Displacing 2810 t standard and 3200 t full load, Zadornyy was 123 m long overall, with a beam of 14.2 m and a draught of 4.5 m. Power was provided by two M7 sets, each consisting of a combination of a 18000 shp DK59 and a 6000 shp M62 gas turbine combined in a COGAG installation and driving one fixed-pitch propeller. Design speed was 32 kn and range was 3950 nmi at 14 kn. The ship's complement was 197, including 23 officers.

===Armament and sensors===
Zadornyy initially had a primary mission of anti-submarine warfare and for this end was equipped with four URPK-3 Metel missiles (NATO reporting name SS-N-14 Silex), backed up by two quadruple torpedo tube mounts for 533 mm torpedoes and a pair of 213 mm RBU-6000 Smerch-2 anti-submarine rocket launchers. The main armament was upgraded to URPK-5 Rastrub (SS-N-14B) missiles to add anti-shipping capability between 11 June 1990 and 23 May 1995. Defence against aircraft was provided by forty 4K33 OSA-M (SA-N-4 'Gecko') surface-to-air missiles which were launched from two sets of ZIF-122 launchers, each capable of launching two missiles. Two twin 76 mm AK-726 guns were mounted aft and two single mounts for 45 mm 21-km guns were carried on the superstructure. Provision was made for carrying 18 mines.

Zadornyy had a well-equipped sensor suite, including a single MR-310A Angara-A air/surface search radar, Volga and Don-2 navigation radars, the MP-401S Start-S ESM radar system and the Spectrum-F laser warning system. An extensive sonar complex was fitted, including MG-332 Titan-2, which was mounted in a bow radome, and MG-325 Vega. The latter was a towed-array sonar specifically developed for the class and had a range of up to 15 km. The ship was also equipped with the PK-16 decoy-dispenser system.

==Construction and career==
Named for the Russian word for Provocative, Zadornyy served with the Soviet Navy, and the Russian Navy after the dissolution of the Soviet Union, as an anti-submarine frigate. The vessel was laid down by the A.A. Zhdanov shipyard in Leningrad on 10 November 1977, the last of the class to be constructed by the shipbuilder, and was given the yard number 716. Launched on 25 March 1979 and commissioned on 31 August, the vessel was accepted into the Northern Fleet on 13 September the same year as part of the 10th Brigade.

Serving in the anti-submarine warfare role, Zadornyy started the new decade involved in the Avangard-81, Sever-81 and Okean-83 fleet exercises. These increasingly demonstrated the Soviet ability to operate as a blue-water navy. As part of operations in the Atlantic Ocean, Caribbean Sea and Mediterranean Sea, the ship visited Havana, Cuba, between 28 December 1984 and 2 January 1985, and Algiers, Algeria, between 2 and 6 May 1985. The Cuban visit was repeated between 3 and 7 November 1988 when Zadornyy returned to Havana along with the Large Anti-Submarine Ship (Большой Противолодочный Корабль, BPK) and Project 641B submarine B-215.

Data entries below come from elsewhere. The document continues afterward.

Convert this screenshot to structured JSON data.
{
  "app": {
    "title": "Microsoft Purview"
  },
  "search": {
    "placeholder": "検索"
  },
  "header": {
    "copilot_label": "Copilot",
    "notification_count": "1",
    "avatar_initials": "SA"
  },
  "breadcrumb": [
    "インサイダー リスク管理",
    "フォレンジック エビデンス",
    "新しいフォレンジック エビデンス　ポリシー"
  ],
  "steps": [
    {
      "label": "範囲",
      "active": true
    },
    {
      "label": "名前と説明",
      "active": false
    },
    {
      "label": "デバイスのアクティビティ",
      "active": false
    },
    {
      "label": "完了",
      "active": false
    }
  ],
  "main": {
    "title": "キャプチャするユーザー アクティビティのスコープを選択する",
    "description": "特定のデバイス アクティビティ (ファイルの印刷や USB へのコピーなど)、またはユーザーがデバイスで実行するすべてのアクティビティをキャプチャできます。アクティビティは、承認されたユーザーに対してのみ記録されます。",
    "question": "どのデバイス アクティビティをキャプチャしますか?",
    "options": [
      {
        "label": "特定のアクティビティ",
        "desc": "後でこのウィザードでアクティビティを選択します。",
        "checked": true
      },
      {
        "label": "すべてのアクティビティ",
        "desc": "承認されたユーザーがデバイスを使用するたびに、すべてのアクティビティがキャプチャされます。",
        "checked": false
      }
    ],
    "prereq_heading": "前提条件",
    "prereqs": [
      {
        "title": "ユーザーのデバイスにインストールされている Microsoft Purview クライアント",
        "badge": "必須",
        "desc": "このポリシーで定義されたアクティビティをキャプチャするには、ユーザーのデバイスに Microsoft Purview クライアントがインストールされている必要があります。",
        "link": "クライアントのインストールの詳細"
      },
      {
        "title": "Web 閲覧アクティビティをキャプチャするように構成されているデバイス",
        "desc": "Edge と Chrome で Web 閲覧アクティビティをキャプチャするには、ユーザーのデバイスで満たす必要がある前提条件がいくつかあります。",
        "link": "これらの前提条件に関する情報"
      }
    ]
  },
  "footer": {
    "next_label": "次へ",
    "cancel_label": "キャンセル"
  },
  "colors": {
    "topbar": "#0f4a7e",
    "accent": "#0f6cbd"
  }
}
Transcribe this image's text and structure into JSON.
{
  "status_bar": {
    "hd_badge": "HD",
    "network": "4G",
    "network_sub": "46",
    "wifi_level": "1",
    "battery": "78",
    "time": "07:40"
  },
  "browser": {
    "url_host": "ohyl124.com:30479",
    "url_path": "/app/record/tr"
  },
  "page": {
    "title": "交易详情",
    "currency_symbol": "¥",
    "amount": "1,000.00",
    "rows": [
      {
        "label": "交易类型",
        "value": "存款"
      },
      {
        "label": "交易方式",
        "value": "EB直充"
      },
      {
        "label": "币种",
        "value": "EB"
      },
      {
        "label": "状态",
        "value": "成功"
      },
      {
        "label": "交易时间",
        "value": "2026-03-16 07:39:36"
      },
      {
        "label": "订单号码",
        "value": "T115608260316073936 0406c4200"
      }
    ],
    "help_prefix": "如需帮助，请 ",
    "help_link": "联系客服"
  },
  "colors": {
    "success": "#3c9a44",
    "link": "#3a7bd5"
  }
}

With the dissolution of the Soviet Union on 26 December 1991, the ship was transferred to the Russian Navy and, in 1996, took part in the Navy's Tricentennial at Arkhangelsk. Later Zadornyy took part in a number of joint operations with Royal Navy frigates, operating with in the Barents Sea in honour of the Arctic convoys of World War II during June 1997, taking part in an August 2001 exercise named Dervish after the first Arctic convoy with , and hosting on a visit to Murmansk in May 2005. Soon afterwards, on 3 December 2005, the ship was decommissioned. The flag was finally lowered on 6 February 2006 and the ship sold to be broken up on 16 August 2006.